Regardless of the physical correctness of the model the end result is I cant get anything that matches observation. If its a matter of better education on the parameters, more sample materials or just better general understanding of physics Im happy to help get the info out there if indeed we can match what we observe.
If there is a bug in the model or it has limitations on matching certain materials again Id love to help track down whats going on/limitations so that others don't have to fight this the same way.
Here's the sample file. And if nothing else Id love to see someone make an example that works nicely and for me to have a better understanding of how to make this shader sing.
I also want the scatter color to be very similar to the overall color.
That's the point - it's not really a color. If I knew better back then, I would have named it "scattering coefficient" or something. The scatter "color" represents the scattering coefficients in the volume for the red, green and blue wavelengths respectively. While it has three components and it's convenient to represent it as a color in the UI, it does not behave as other colors like diffuse, reflection and so on.
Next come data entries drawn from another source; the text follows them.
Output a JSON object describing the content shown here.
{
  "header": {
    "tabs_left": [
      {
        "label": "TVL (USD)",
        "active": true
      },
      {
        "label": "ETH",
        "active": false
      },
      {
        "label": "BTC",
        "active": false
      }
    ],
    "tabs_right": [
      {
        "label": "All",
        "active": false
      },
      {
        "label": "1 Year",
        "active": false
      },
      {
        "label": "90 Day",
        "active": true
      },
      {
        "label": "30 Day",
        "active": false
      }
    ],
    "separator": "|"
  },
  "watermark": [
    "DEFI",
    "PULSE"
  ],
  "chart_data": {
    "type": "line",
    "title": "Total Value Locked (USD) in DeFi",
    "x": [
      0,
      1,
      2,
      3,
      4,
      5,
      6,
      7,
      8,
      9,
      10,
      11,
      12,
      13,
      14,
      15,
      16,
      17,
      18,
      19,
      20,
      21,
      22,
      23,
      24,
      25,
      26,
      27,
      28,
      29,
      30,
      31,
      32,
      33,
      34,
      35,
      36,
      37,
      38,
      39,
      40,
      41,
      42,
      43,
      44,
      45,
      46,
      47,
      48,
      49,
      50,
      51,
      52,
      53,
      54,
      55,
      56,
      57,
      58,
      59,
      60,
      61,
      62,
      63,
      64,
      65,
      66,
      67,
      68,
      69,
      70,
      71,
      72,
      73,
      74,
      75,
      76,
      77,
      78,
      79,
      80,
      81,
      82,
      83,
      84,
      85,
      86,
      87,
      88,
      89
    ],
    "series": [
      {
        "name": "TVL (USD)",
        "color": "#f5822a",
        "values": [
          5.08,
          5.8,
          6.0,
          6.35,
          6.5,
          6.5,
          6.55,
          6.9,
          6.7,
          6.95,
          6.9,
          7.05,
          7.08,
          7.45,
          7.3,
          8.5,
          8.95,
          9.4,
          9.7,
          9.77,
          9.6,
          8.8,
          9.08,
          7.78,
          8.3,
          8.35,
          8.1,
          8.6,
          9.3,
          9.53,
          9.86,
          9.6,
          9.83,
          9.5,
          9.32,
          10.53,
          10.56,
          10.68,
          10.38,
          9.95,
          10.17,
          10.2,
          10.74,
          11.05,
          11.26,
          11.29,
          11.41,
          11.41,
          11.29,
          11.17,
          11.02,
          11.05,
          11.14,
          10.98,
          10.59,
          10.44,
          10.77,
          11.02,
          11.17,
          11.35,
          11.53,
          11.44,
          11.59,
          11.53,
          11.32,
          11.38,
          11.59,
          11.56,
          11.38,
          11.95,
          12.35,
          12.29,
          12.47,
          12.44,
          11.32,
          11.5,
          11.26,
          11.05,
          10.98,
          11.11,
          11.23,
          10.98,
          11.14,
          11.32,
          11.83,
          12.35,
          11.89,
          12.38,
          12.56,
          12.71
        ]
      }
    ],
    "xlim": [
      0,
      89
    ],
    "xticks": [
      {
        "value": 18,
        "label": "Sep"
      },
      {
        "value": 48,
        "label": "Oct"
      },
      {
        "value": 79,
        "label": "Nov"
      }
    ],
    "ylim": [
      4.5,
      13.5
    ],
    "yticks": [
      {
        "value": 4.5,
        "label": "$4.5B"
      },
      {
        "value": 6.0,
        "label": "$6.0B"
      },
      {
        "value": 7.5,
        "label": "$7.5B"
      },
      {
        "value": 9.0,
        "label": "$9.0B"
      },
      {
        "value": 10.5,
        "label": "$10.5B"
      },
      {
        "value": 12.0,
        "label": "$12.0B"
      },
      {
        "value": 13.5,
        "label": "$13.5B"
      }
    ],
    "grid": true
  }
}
If you put orange diffuse in a VRayMtl material, orange diffuse is what you get no matter how look at the material. However, since scattering happens in a volume, the light changes as it goes through the volume - what comes out orange at one end, may end up as green on the other (or blue, or red), depending on the material properties.
Yep I completely get that. The trick is what would help us narrow down the desired look. Is it a rgb absorption curve where the given presets would give a better idea of what those curves should be?